Tschaikovsky - 1812 Overture, op. 49

Tchaikovsky's Overture 1812 expresses Russia's nationalist spirit for the Russians' magnificent victory over Napoleon. In 1880, when he was writing the charming Serenade for Strings, Tchaikovsky undertook to compose a "ceremonial introduction" for an exhibition of industrial art in Moscow. As a theme of his introduction he chose Napoleon's Russia Campaign, which ended with the great victory of the Russian Army. At first the composer intended the introduction to be for outdoor performance and felt that it should be "very loud and noisy". Since then the introduction has become his most famous and most popular concert work. The "1812 Overture" is in fact an introduction to a concerto, in other words is a stand-alone work of orchestral music and not an introduction to opera or a more extensive work. The play describes the invasion of Russia by Napoleon's troops in 1812 and their retreat and defeat in the winter of the same year. Despite

Franz Liszt - Hungarian Rhapsody No.14 (Fantasia on Hungarian Folk Melodies)

Portrait of Franz Liszt with
Hungarian national costume.
In 1852, while living in Weimar, Franz Liszt developed one of the Hungarian Rhapsodies he had composed for piano, into the Hungarian Fantasy for piano and orchestra. The folk music that Liszt uses here is actually more influenced by Gypsy music than by the dances and songs of the Mayars, which are the real music of his native country Hungary.
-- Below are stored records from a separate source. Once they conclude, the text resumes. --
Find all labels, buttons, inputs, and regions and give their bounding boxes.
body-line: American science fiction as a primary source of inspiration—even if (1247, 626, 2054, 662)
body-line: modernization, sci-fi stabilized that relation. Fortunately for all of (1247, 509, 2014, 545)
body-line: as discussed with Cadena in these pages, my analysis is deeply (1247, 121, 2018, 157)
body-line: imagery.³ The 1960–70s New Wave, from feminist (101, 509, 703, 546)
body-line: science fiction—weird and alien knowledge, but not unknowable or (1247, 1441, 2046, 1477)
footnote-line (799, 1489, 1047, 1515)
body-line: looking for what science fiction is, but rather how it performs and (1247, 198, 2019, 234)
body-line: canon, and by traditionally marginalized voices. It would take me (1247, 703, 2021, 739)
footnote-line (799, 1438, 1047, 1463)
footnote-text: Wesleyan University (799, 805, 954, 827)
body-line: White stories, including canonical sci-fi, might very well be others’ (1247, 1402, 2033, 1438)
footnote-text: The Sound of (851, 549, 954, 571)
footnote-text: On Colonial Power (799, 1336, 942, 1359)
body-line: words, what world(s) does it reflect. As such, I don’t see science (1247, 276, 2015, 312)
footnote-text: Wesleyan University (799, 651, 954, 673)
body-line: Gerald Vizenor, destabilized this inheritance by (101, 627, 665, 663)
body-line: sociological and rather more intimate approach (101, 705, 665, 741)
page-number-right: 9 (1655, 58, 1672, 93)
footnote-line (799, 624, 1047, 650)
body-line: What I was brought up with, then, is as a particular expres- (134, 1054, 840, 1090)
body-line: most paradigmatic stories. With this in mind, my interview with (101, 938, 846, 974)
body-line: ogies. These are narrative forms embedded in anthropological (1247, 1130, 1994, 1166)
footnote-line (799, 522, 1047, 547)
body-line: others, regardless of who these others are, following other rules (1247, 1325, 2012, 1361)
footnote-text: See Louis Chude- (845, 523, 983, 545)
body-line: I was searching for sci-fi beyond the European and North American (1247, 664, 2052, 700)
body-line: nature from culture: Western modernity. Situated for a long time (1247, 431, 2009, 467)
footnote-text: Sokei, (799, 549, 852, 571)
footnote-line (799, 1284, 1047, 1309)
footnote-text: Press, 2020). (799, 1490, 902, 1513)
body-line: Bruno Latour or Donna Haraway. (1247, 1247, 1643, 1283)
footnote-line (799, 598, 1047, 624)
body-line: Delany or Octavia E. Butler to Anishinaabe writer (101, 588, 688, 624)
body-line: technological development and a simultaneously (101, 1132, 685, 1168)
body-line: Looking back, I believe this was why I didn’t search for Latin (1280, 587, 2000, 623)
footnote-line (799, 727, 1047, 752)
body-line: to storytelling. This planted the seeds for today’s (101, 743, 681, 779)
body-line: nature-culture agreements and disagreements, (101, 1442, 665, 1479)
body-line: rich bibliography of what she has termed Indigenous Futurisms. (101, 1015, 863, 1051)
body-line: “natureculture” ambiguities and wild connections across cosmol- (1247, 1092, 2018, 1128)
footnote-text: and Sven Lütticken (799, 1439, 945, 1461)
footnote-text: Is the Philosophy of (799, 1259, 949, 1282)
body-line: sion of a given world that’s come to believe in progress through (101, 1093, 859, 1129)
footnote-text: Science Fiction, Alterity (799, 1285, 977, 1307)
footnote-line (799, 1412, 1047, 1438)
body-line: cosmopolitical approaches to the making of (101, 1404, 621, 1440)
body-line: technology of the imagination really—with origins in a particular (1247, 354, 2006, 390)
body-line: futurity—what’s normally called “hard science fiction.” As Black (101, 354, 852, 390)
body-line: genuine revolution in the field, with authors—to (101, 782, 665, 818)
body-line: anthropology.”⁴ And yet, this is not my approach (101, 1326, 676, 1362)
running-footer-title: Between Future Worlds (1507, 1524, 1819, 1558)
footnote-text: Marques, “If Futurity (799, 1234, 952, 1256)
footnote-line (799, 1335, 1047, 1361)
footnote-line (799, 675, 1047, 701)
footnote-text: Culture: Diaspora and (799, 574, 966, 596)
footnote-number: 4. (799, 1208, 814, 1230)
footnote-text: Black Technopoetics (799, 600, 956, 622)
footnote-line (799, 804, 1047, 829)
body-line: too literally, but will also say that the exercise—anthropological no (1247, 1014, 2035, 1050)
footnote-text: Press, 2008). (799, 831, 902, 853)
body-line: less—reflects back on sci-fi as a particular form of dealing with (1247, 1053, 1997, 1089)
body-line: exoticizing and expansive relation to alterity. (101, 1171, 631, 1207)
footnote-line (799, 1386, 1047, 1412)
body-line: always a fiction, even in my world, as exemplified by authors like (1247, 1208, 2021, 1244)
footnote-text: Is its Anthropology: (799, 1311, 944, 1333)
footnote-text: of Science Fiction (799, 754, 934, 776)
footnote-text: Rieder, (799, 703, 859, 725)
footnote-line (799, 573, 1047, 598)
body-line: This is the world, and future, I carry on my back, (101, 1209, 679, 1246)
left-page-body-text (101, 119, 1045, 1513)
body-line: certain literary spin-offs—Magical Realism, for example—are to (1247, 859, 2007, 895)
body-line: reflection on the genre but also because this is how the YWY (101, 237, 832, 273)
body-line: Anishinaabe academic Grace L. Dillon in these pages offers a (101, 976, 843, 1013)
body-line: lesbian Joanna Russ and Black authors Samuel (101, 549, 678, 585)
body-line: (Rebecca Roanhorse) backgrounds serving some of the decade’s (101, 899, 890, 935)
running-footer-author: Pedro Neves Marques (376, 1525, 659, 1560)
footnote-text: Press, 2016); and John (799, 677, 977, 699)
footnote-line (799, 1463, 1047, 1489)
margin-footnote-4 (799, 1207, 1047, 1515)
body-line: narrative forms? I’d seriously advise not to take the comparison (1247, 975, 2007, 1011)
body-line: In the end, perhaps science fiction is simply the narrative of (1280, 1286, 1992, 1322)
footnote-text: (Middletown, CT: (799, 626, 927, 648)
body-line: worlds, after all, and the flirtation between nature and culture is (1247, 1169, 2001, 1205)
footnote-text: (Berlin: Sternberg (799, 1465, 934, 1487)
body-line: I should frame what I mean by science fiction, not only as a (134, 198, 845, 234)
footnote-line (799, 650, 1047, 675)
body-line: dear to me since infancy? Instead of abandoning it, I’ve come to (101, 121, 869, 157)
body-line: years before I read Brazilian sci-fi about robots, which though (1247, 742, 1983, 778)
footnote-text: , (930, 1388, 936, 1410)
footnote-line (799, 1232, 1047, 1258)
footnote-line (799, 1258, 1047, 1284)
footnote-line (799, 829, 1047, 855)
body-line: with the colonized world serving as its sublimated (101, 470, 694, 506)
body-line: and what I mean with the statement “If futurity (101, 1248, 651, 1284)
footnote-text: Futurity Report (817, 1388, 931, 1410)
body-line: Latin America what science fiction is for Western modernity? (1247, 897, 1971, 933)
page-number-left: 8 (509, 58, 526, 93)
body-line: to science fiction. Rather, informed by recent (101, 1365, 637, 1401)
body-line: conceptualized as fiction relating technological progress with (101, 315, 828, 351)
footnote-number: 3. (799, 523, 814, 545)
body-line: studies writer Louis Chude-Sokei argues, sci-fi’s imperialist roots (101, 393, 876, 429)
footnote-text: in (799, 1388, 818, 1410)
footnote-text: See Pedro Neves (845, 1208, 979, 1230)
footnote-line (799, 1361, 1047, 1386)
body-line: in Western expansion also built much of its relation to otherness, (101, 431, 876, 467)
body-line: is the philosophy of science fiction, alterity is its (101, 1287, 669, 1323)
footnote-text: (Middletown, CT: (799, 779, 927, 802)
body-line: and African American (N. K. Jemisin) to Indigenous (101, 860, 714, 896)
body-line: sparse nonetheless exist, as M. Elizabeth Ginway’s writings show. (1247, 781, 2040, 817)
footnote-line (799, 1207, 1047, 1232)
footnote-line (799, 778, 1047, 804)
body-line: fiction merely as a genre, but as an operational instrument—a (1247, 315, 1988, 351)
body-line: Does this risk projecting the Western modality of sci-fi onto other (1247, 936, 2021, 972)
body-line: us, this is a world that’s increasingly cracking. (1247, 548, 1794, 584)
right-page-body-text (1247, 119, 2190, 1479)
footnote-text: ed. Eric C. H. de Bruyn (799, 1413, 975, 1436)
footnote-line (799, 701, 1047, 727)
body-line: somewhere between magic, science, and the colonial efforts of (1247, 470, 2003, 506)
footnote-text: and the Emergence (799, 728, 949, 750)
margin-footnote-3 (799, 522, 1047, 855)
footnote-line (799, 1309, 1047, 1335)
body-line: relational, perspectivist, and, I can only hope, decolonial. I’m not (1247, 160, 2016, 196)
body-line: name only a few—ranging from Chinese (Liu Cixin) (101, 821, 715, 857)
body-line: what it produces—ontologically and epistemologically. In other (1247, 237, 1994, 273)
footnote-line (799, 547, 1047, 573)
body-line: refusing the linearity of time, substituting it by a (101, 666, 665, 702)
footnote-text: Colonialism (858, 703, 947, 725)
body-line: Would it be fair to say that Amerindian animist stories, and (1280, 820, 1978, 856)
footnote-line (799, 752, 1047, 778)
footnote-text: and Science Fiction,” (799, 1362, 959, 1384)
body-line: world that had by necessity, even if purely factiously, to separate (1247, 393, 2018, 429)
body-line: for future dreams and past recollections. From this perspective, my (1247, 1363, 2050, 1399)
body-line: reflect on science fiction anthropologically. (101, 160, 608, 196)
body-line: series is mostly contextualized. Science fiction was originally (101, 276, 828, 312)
The full title of Liszt's Hungarian Fantasy, Fantasia on Hungarian Folk Melodies, is rather incorrect. Almost all of the themes Liszt uses come from the gypsy orchestras he listened to in Vienna, but these musicians often played melodies adapted by other composers. Liszt knew little about the music of the Mayars, the tribe that had travelled from Asia in the old days to eventually settle in Hungary.

Those who revealed the ancient songs and dances of the Mayars as the true national Hungarian music were two composers younger than Liszt, Bella Bartok and Zoltan Kontoyi.

Nevertheless, Liszt offered a lot by focusing attention on the richness of popular music, highlighting the momentum, color and emotion of this folk music in his work and especially in this Fantasia.

The music begins in a melancholy mood, with the horns and bassoons playing in a minor tone. The melody is a adaptation of a Hungarian folk song "Mohac's Field".

After a few virtuoso passages, piano and orchestra again present the purpose, this time in a major tone. Some gypsy-style melodies appear with an additional reference to the opening tune. A quiet inoculated (interlude) prepares the most exciting theme - piano and orchestra gallop towards the end, with a final reminder of the original melody of the Hungarian folk song "Mohac's Field".